Une véritable bombe secoue les corridors des palais de justice de la région de Montréal depuis mercredi. Le juge de la Cour Supérieure Guy Cournoyer a commencé à se récuser de tous ses procès d'individus reliés au crime organisé, dont le Hells Angel Salvatore Cazzetta, parce que sa conjointe est procureure au nouveau Bureau de la grande criminalité et des affaires spéciales.

Le magistrat, connu notamment pour avoir été procureur aux commissions Poitras et Gomery avant d'être nommé juge, s'est d'abord retiré mercredi du procès de Werner Kyling et de ceux qu'on accuse d'être ses complices du « cartel de Bedford », arrêtés en 2005 et accusés d'avoir produit et exporté de la marijuana vers les États-Unis.

Puis, jeudi matin, le juge Cournoyer a fait la même annonce dans le procès séparé où Salvatore Cazzetta doit comparaître au terme de l'opération Machine menée en 2009 contre un présumé réseau de trafiquants de cigarettes installé sur la réserve amérindienne de Kahnawake, sur la rive sud de Montréal.

Onze ans après la frappe policière Cure, le dossier Kyling s'éternise, parce que les accusés ont déjà eu un premier procès, à l'issue duquel ils ont été reconnus coupables. Or, ils ont ensuite porté leur cause en appel et obtenu la tenue d'un nouveau procès.

Quant à Machine, cela fera bientôt sept ans que l'opération a eu lieu et que les principaux suspects n'ont toujours pas été traduits devant les tribunaux.

Le juge Cournoyer préside deux autres causes d'individus accusés pour grande criminalité, dont certains soupçonnés d'être les complices de Cazzetta. Il ne s'est pas encore récusé officiellement dans ces dossiers, mais a annoncé qu'il le ferait.
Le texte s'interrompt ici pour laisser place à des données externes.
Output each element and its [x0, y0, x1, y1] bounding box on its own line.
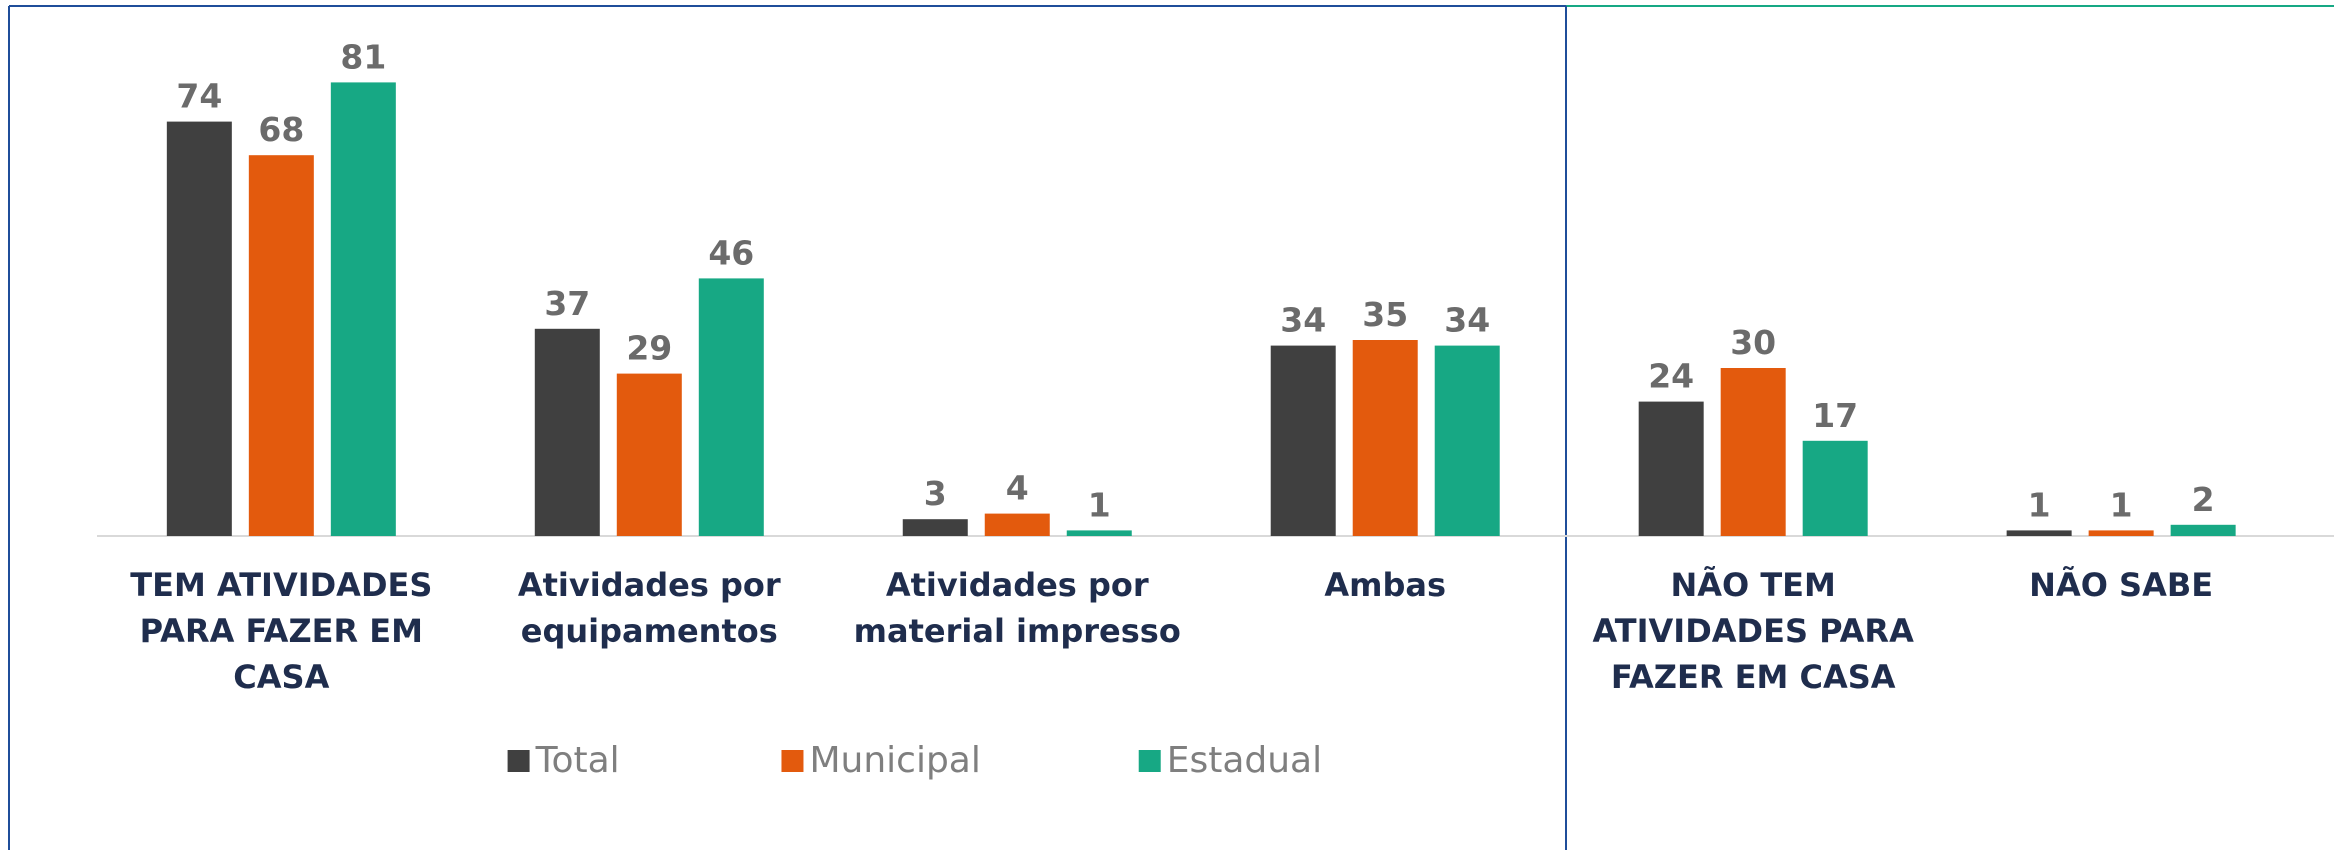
value-label: 74 — [176, 77, 222, 116]
value-label: 1 — [2110, 485, 2133, 524]
value-label: 46 — [708, 233, 754, 272]
bar — [2088, 530, 2154, 536]
category-label: NÃO SABE — [2029, 566, 2214, 604]
bar — [1434, 345, 1500, 536]
value-label: 24 — [1648, 357, 1694, 396]
value-label: 17 — [1812, 396, 1858, 435]
value-label: 1 — [1088, 485, 1111, 524]
legend-swatch — [1138, 750, 1161, 772]
value-label: 35 — [1362, 295, 1408, 334]
bar — [1270, 345, 1336, 536]
legend-swatch — [507, 750, 530, 772]
value-label: 3 — [924, 474, 947, 513]
bar — [902, 519, 968, 536]
value-label: 29 — [626, 329, 672, 368]
legend-label: Estadual — [1167, 740, 1322, 781]
legend-label: Total — [535, 740, 620, 781]
category-label: Ambas — [1324, 566, 1447, 604]
category-label: Atividades por equipamentos — [517, 566, 781, 650]
bar — [2170, 524, 2236, 536]
category-label: Atividades por material impresso — [853, 566, 1181, 650]
value-label: 68 — [258, 110, 304, 149]
bar — [1802, 440, 1868, 536]
bar — [1066, 530, 1132, 536]
bar — [984, 513, 1050, 536]
legend-label: Municipal — [809, 740, 980, 781]
value-label: 30 — [1730, 323, 1776, 362]
value-label: 4 — [1006, 469, 1029, 508]
value-label: 2 — [2192, 480, 2215, 519]
category-label: TEM ATIVIDADES PARA FAZER EM CASA — [130, 566, 433, 696]
bar — [1638, 401, 1704, 536]
bar — [248, 155, 314, 536]
bar — [330, 82, 396, 537]
value-label: 34 — [1444, 301, 1490, 340]
bar — [534, 328, 600, 536]
legend-swatch — [781, 750, 804, 772]
value-label: 1 — [2028, 485, 2051, 524]
category-label: NÃO TEM ATIVIDADES PARA FAZER EM CASA — [1592, 566, 1914, 696]
value-label: 81 — [340, 37, 386, 76]
bar — [166, 121, 232, 536]
bar — [1352, 340, 1418, 536]
bar — [1720, 368, 1786, 536]
bar — [616, 373, 682, 536]
bar — [698, 278, 764, 536]
bar — [2006, 530, 2072, 536]
value-label: 34 — [1280, 301, 1326, 340]
value-label: 37 — [544, 284, 590, 323]
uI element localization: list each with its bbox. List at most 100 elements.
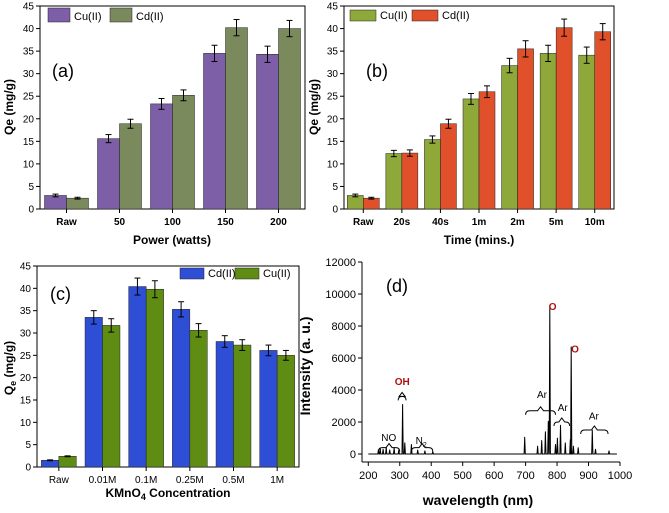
panel-c-xtick-Raw: Raw [49, 475, 70, 486]
panel-b-ytick-45: 45 [327, 2, 339, 13]
panel-d-ytick-0: 0 [350, 449, 356, 461]
panel-b-yticks: 0 5 10 15 20 25 30 35 40 45 [327, 2, 344, 216]
panel-c-xtick-0.25M: 0.25M [176, 475, 204, 486]
panel-b-legend: Cu(II) Cd(II) [349, 9, 470, 22]
panel-b-bar-1m-Cu(II) [462, 98, 480, 210]
panel-d-peak-751 [541, 440, 543, 441]
panel-c-legend-label-Cd(II): Cd(II) [208, 268, 236, 280]
panel-d-ylabel: Intensity (a. u.) [297, 317, 313, 416]
panel-a-xtick-150: 150 [217, 217, 234, 228]
panel-a-bar-Raw-Cu(II) [44, 195, 67, 210]
panel-d-xtick-500: 500 [454, 470, 472, 482]
panel-a-xlabel: Power (watts) [133, 233, 211, 247]
panel-a-legend-label-Cd(II): Cd(II) [136, 11, 164, 23]
panel-b-ylabel: Qe (mg/g) [307, 79, 321, 135]
panel-c-ytick-15: 15 [20, 396, 32, 407]
panel-d-xlabel: wavelength (nm) [422, 492, 533, 508]
panel-c-legend-label-Cu(II): Cu(II) [263, 268, 291, 280]
panel-c-bar-0.1M-Cd(II) [128, 286, 147, 468]
panel-b-bar-40s-Cu(II) [424, 139, 441, 210]
panel-b-label: (b) [366, 61, 388, 81]
panel-c-bars [41, 277, 295, 468]
panel-b-bar-Raw-Cu(II) [347, 195, 364, 210]
panel-b-ytick-15: 15 [327, 137, 339, 148]
panel-a-ytick-0: 0 [28, 205, 34, 216]
panel-d-peak-763 [545, 431, 546, 432]
panel-a-ytick-20: 20 [23, 114, 35, 125]
panel-d-xtick-400: 400 [422, 470, 440, 482]
panel-d-ytick-2000: 2000 [332, 417, 356, 429]
panel-b-ytick-20: 20 [327, 114, 339, 125]
panel-a-legend-swatch-Cd(II) [109, 7, 133, 23]
panel-d-annotation-0: NO [381, 433, 396, 444]
panel-c-bar-0.5M-Cu(II) [233, 344, 252, 468]
panel-d-peak-738 [537, 445, 538, 447]
panel-a-bar-50-Cu(II) [97, 138, 120, 210]
panel-d-xtick-600: 600 [485, 470, 503, 482]
panel-a-label: (a) [52, 61, 74, 81]
panel-a-bar-150-Cu(II) [203, 53, 226, 210]
panel-d-bracket-4 [553, 417, 571, 427]
panel-c-xtick-0.5M: 0.5M [222, 475, 244, 486]
panel-b-ytick-30: 30 [327, 69, 339, 80]
panel-d-peak-922 [595, 448, 596, 450]
panel-d-peak-772 [547, 420, 549, 422]
panel-d-peak-357 [417, 449, 419, 451]
panel-d-peak-380 [424, 450, 426, 452]
panel-b-legend-swatch-Cd(II) [411, 9, 439, 22]
panel-c-legend-swatch-Cd(II) [179, 267, 205, 280]
panel-c: (c) 0 5 10 15 20 25 30 35 40 45 Raw 0.01M 0.1M 0.25M… [2, 262, 300, 502]
panel-c-ylabel-rest: (mg/g) [2, 341, 16, 381]
panel-b-bar-2m-Cu(II) [501, 65, 518, 210]
panel-a-legend-label-Cu(II): Cu(II) [74, 11, 102, 23]
panel-c-bar-0.1M-Cu(II) [145, 288, 164, 468]
panel-a-ytick-25: 25 [23, 92, 35, 103]
panel-d-peak-268 [389, 449, 391, 451]
panel-c-ytick-35: 35 [20, 306, 32, 317]
panel-d-ytick-6000: 6000 [332, 353, 356, 365]
panel-d-peak-801 [556, 437, 558, 439]
panel-d-peak-867 [577, 447, 579, 448]
panel-c-legend-swatch-Cu(II) [234, 267, 260, 280]
panel-d-peak-852 [573, 445, 574, 447]
panel-c-ylabel-main: Q [2, 386, 16, 395]
panel-b-ytick-10: 10 [327, 159, 339, 170]
panel-b-bars [347, 18, 611, 210]
panel-a-legend: Cu(II) Cd(II) [47, 7, 164, 23]
panel-c-bar-Raw-Cd(II) [41, 460, 60, 468]
panel-b-xtick-1m: 1m [472, 217, 487, 228]
panel-c-yticks: 0 5 10 15 20 25 30 35 40 45 [20, 262, 37, 474]
panel-c-ytick-10: 10 [20, 418, 32, 429]
panel-a-ytick-5: 5 [28, 182, 34, 193]
panel-d-peak-965 [608, 450, 610, 452]
panel-b: (b) 0 5 10 15 20 25 30 35 40 45 Raw 20s 40s 1m 2m 5m 10… [307, 2, 615, 247]
panel-d-bracket-3 [525, 405, 556, 415]
panel-a-bar-50-Cd(II) [119, 123, 142, 210]
panel-d-peak-309 [402, 404, 403, 405]
panel-a-ytick-30: 30 [23, 69, 35, 80]
panel-a-bar-150-Cd(II) [225, 27, 248, 210]
panel-d-xtick-900: 900 [579, 470, 597, 482]
panel-b-bar-Raw-Cd(II) [363, 197, 380, 210]
panel-a-xtick-200: 200 [270, 217, 287, 228]
panel-d-peak-697 [524, 436, 526, 438]
panel-b-xtick-Raw: Raw [353, 217, 374, 228]
panel-c-xlabel: KMnO4 Concentration [105, 486, 230, 502]
panel-c-frame [36, 265, 300, 468]
panel-a-bar-Raw-Cd(II) [66, 197, 89, 210]
panel-b-legend-label-Cu(II): Cu(II) [380, 10, 408, 22]
panel-b-legend-swatch-Cu(II) [349, 9, 377, 22]
panel-b-ytick-5: 5 [332, 182, 338, 193]
panel-d-peak-247 [382, 448, 384, 450]
panel-d-xticks: 200 300 400 500 600 700 800 900 1000 [359, 462, 632, 482]
panel-b-xtick-2m: 2m [510, 217, 525, 228]
panel-b-xtick-40s: 40s [432, 217, 449, 228]
panel-c-bar-1M-Cd(II) [259, 350, 278, 468]
panel-d-peak-316 [404, 442, 406, 444]
panel-c-ytick-0: 0 [25, 463, 31, 474]
panel-c-xtick-1M: 1M [270, 475, 284, 486]
panel-a-ytick-10: 10 [23, 159, 35, 170]
panel-d-peak-845 [570, 346, 572, 348]
panel-d-spectrum-line [368, 305, 617, 455]
panel-d-xtick-200: 200 [359, 470, 377, 482]
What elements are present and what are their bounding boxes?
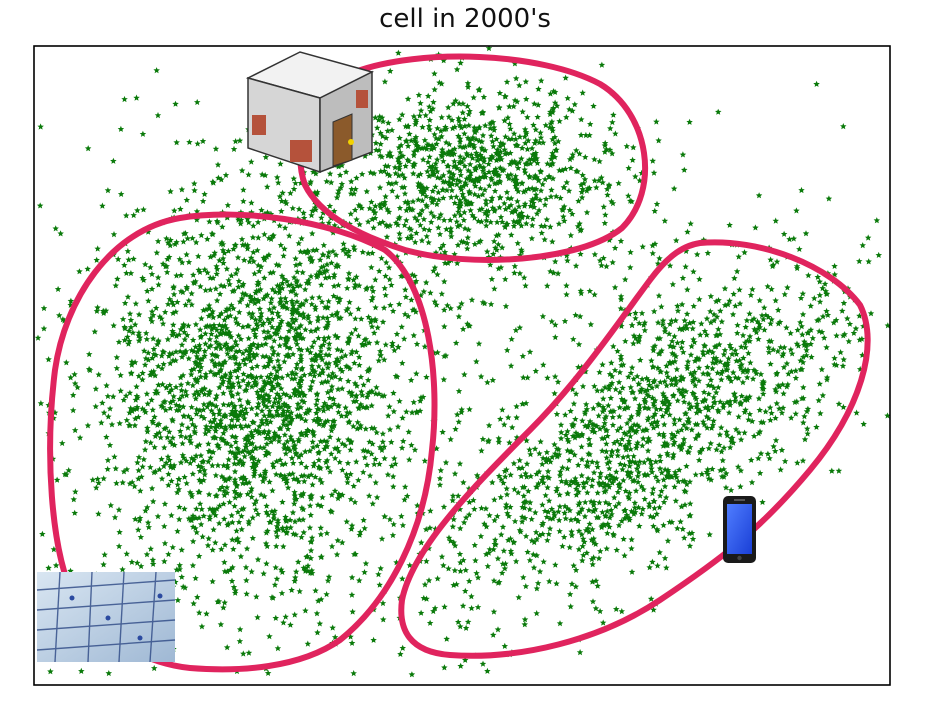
cluster-outline-house (297, 53, 649, 263)
smartphone-icon (723, 496, 756, 563)
cluster-outlines (47, 53, 871, 673)
axes-frame (33, 45, 891, 686)
scatter-points (173, 80, 890, 678)
points-layer (34, 46, 890, 678)
cluster-points-3 (173, 80, 890, 678)
cluster-outline-phone (398, 239, 871, 659)
house-icon (245, 51, 375, 174)
scatter-points (34, 49, 670, 677)
scatter-points-bridge (372, 135, 738, 471)
plant-cell-micrograph-icon (36, 571, 176, 663)
cluster-points-1 (172, 46, 847, 354)
cluster-outline-cell (47, 211, 438, 673)
cluster-points-2 (34, 49, 670, 677)
scatter-points (172, 46, 847, 354)
chart-title: cell in 2000's (379, 4, 551, 34)
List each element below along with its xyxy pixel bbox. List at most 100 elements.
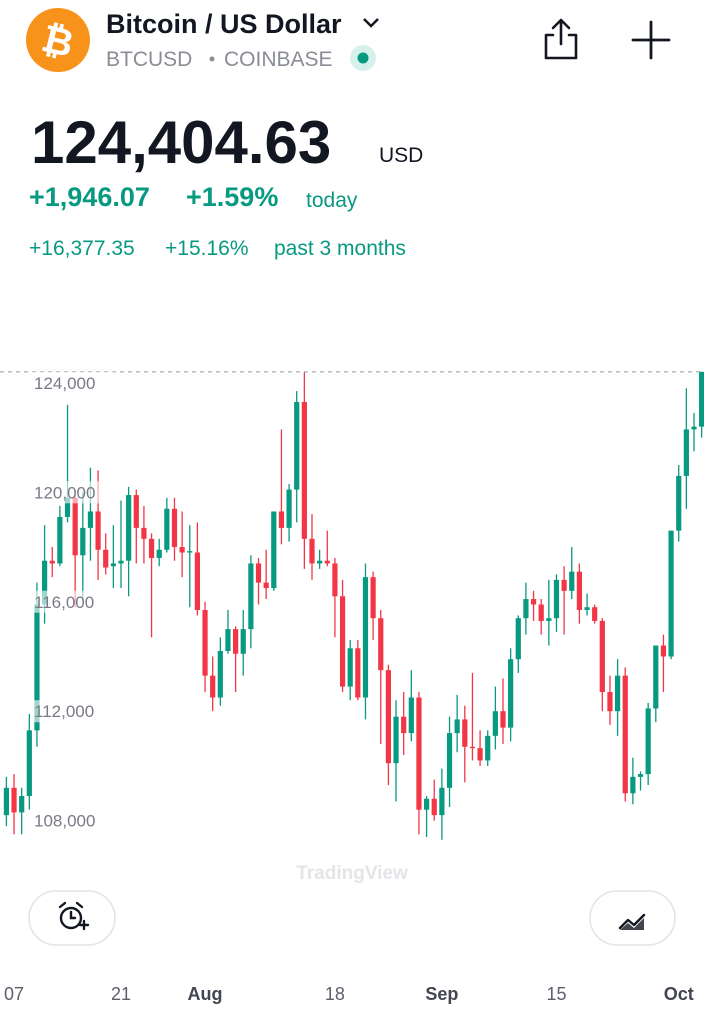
share-arrow bbox=[551, 18, 571, 46]
candle-body bbox=[248, 563, 254, 630]
change-period-pct: +15.16% bbox=[165, 237, 249, 260]
candle-body bbox=[362, 577, 369, 698]
candle-body bbox=[87, 511, 94, 528]
share-button[interactable] bbox=[544, 18, 578, 60]
candle-body bbox=[523, 599, 529, 619]
candle-body bbox=[278, 511, 285, 528]
last-price: 124,404.63 bbox=[31, 109, 331, 176]
candle-body bbox=[210, 675, 216, 698]
add-button[interactable] bbox=[631, 20, 671, 60]
candle-body bbox=[699, 371, 704, 427]
candle-body bbox=[95, 511, 101, 550]
style-area bbox=[620, 918, 644, 930]
candle-body bbox=[19, 796, 25, 813]
symbol-logo: ₿ bbox=[26, 8, 90, 72]
candle-body bbox=[118, 560, 124, 564]
candle-body bbox=[156, 549, 162, 558]
candle-body bbox=[34, 604, 40, 731]
today-label: today bbox=[306, 189, 358, 212]
candle-body bbox=[317, 560, 323, 564]
candle-body bbox=[546, 618, 552, 621]
candle-body bbox=[49, 560, 55, 564]
candle-body bbox=[339, 596, 346, 687]
candle-body bbox=[576, 571, 582, 610]
bitcoin-circle bbox=[26, 8, 90, 72]
candle-body bbox=[607, 692, 613, 712]
candle-body bbox=[599, 620, 605, 693]
candle-body bbox=[187, 551, 193, 553]
candle-body bbox=[469, 746, 476, 749]
candle-body bbox=[294, 402, 300, 490]
candle-body bbox=[622, 675, 628, 794]
candle-body bbox=[500, 711, 506, 728]
candle-body bbox=[645, 708, 651, 775]
candle-body bbox=[26, 730, 32, 797]
alert-icon bbox=[58, 901, 90, 931]
candle-body bbox=[72, 497, 78, 556]
candle-body bbox=[393, 716, 399, 764]
candle-body bbox=[57, 516, 63, 564]
candle-body bbox=[530, 599, 537, 605]
share-box bbox=[544, 33, 578, 60]
period-label: past 3 months bbox=[274, 237, 406, 260]
candle-body bbox=[584, 607, 590, 610]
change-today-pct: +1.59% bbox=[186, 182, 278, 212]
candle-body bbox=[301, 402, 307, 539]
candle-body bbox=[492, 711, 498, 736]
x-tick-label: 18 bbox=[325, 984, 345, 1004]
market-status-dot bbox=[357, 52, 369, 64]
style-pill bbox=[589, 890, 676, 946]
title-chevron[interactable] bbox=[363, 18, 379, 28]
separator-dot bbox=[209, 56, 215, 62]
candle-body bbox=[233, 629, 239, 654]
currency: USD bbox=[379, 144, 423, 167]
alert-clock bbox=[59, 906, 83, 930]
candle-body bbox=[271, 511, 277, 589]
x-tick-label: Aug bbox=[188, 984, 223, 1004]
y-tick-mark bbox=[30, 590, 114, 613]
candle-body bbox=[355, 648, 361, 698]
y-tick-label: 112,000 bbox=[34, 702, 94, 721]
candle-body bbox=[370, 577, 376, 619]
y-tick-mark bbox=[30, 700, 114, 723]
y-tick-mark bbox=[30, 371, 114, 394]
candle-body bbox=[439, 787, 445, 816]
candle-body bbox=[653, 645, 659, 709]
candle-body bbox=[676, 475, 682, 531]
candle-body bbox=[538, 604, 544, 621]
x-tick-label: 21 bbox=[111, 984, 131, 1004]
candle-body bbox=[630, 776, 636, 794]
candle-body bbox=[286, 489, 292, 528]
candle-body bbox=[103, 549, 109, 568]
y-tick-mark bbox=[30, 481, 114, 504]
candle-body bbox=[446, 733, 453, 788]
candle-body bbox=[64, 497, 71, 517]
candle-body bbox=[332, 563, 338, 597]
candle-body bbox=[11, 787, 17, 813]
chart-style-button[interactable] bbox=[589, 890, 676, 946]
x-tick-label: 07 bbox=[4, 984, 24, 1004]
x-tick-label: 15 bbox=[546, 984, 566, 1004]
candle-body bbox=[515, 618, 521, 660]
candle-body bbox=[424, 798, 430, 810]
candle-body bbox=[668, 530, 674, 657]
watermark: TradingView bbox=[296, 863, 408, 884]
y-tick-mark bbox=[30, 809, 114, 832]
candle-body bbox=[416, 697, 422, 810]
candle-body bbox=[42, 560, 48, 605]
candle-body bbox=[592, 607, 598, 621]
candle-body bbox=[691, 426, 697, 430]
candle-body bbox=[80, 527, 86, 556]
candle-body bbox=[462, 719, 468, 747]
candle-body bbox=[263, 582, 269, 589]
candle-body bbox=[3, 787, 9, 816]
change-period: +16,377.35 bbox=[29, 237, 135, 260]
symbol-title[interactable]: Bitcoin / US Dollar bbox=[106, 9, 342, 39]
price-chart[interactable]: 108,000 112,000 116,000 120,000 124,000 bbox=[0, 371, 704, 840]
alert-button[interactable] bbox=[28, 890, 116, 946]
candle-body bbox=[477, 748, 483, 761]
x-tick-label: Oct bbox=[664, 984, 694, 1004]
y-tick-label: 116,000 bbox=[34, 593, 94, 612]
candle-body bbox=[194, 552, 200, 610]
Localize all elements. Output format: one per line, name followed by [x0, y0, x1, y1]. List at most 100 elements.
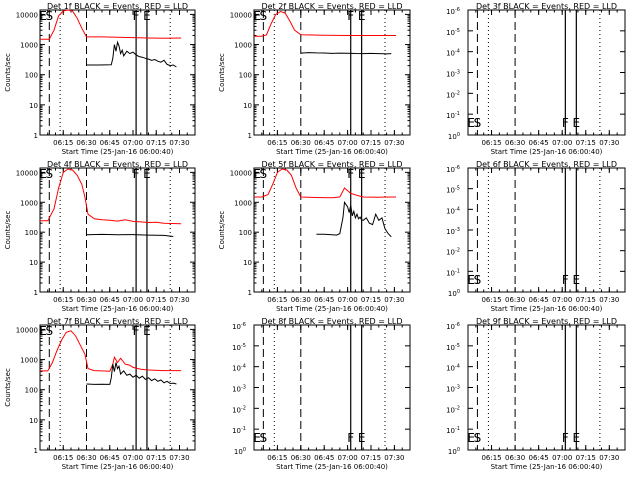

Les causes de Cazzetta et de Kyling ont été reportées à l'ouverture du terme et on ignore si le magistrat qui les entendra devra tout recommencer à zéro.

« Les délais sont déjà importants en Cour supérieure, et là, on vient d'en rajouter une couche. Ce sont de gros dossiers qui s'éternisent et qui étaient déjà mûrs pour des requêtes en arrêt des procédures pour la longueur des délais. Cela coûte une fortune aux contribuables », fulmine un avocat sous le couvert de l'anonymat.

LETTRE-TORPILLE

Mardi, le juge Cournoyer a reçu une lettre du Bureau de la grande criminalité et des affaires spéciales, né de la fusion des équipes de procureur spécialisées dans la lutte au crime organisé, à la corruption et à la malversation, qui lui demandait de se retirer du procès Kyling. 

La missive reprochait au juge d'avoir, alors qu'il était avocat, représenté le chroniqueur de La Presse Yves Boisvert en 2006, pour une affaire d'interdiction de publication, après que le journaliste eut écrit des textes sur cette affaire - aucune accusation n'a été déposée. Mercredi, le juge Cournoyer a rejeté cet argument, mais a décidé de lui-même de se récuser en raison de sa conjointe procureure. La fusion de plusieurs bureaux fait en sorte qu'elle se trouve depuis cet hiver dans le Bureau de la grande criminalité.

« La lettre a été envoyée alors que la poursuite devait me remettre des [déclarations sous serment importantes]. C'est une astuce délibérée pour mettre le juge dans une situation intenable et le forcer à partir », accuse de son côté Me Thomas Walsh, avocat de Werner Kyling.

« Nous prenons acte de la décision du juge. Les dossiers vont cheminer », a simplement réagi Me Jean-Pascal Boucher, du bureau du Directeur des poursuites criminelles et pénales.

Au début de février, dans le procès Kyling, le juge Cournoyer avait rendu un jugement imposant une limite de temps aux avocats pour présenter leur preuve et leurs requêtes.